Koparka zrywa trawę i ziemię w dolinie Bogdanki: powstaną tu tymczasowe "mikro stawki"
Do naszej redakcji trafiły zdjęcia od zaniepokojonego mieszkańca.
- Jadąc trasą PST nad Bogdanką ze zdumieniem zauważyłem koparkę, która zdejmowała warstwę trawy i ziemi na prawym brzegu rzeki (patrząc na zachód), jakieś kilkadziesiąt metrów poniżej wyremontowanego mostka (tego ze szpecącymi biało-czerwonymi barierkami) - napisał do nas czytelnik. - Czy ktoś wie o co chodzi - dopytuje.
Jak się okazuje, w dolinie Bogdanki powstaną tymczasowe "mikro stawki". To część operacji zaplanowanej w parku Sołackim. - To tak zwane deponatory, do których będą trafiać namuły z dna głównego stawu w parku Sołackim. Zostaną doprowadzone do stawków poprzez rurociąg - wyjaśnia Piotr Szczepanowski, zastępca dyrektora Wydziału Kształtowania i Ochrony Środowiska.
Dno stawu w parku było czyszczone ostatnio około 10 lat temu. - Prace muszą być przeprowadzone w okresie międzywegetacyjnym. I choć są zaplanowane na dwa lata, główne prace odbędą się do wiosny przyszłego roku, tak, by później nie zaburzyć okresów wegetacji - dodaje.

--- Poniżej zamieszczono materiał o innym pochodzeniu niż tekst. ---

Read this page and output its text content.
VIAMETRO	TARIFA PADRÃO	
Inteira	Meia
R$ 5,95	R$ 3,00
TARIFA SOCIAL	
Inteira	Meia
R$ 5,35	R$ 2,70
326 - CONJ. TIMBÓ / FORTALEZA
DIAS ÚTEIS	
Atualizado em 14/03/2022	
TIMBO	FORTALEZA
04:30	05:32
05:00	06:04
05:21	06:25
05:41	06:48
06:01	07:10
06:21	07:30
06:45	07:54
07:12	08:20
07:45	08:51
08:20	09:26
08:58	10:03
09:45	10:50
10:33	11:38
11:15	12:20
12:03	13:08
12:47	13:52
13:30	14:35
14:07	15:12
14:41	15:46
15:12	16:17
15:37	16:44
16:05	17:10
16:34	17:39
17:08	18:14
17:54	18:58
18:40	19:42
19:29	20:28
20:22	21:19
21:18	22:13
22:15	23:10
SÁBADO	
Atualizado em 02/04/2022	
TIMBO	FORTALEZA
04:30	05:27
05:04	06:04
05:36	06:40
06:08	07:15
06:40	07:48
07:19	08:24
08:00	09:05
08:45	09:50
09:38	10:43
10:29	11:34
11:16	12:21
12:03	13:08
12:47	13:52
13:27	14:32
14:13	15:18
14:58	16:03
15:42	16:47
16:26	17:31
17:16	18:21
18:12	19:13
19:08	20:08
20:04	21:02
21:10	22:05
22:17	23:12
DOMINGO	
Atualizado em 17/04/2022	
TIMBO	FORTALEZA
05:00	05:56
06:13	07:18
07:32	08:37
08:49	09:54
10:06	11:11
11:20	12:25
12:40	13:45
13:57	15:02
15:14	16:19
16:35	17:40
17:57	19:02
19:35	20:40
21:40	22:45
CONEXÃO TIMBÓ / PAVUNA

Jak to będzie wyglądać? Po stawie będzie pływać tratwa wyposażona w pompę i rurociąg. Pompa będzie tłoczyć namuły do rurociągu, którym trafią one do obecnie przygotowywanych stawków w pobliżu Bogdanki. - Woda z namułów będzie odsączana do Bogdanki, a następnie już nieco osuszone namuły zostaną zabrane z tymczasowych stawków ciężarówkami. Cała operacja będzie kosztować prawie 1,7 mln złotych.
Po zakończeniu prac teren przy Bogdance zostanie przywrócony do stanu pierwotnego.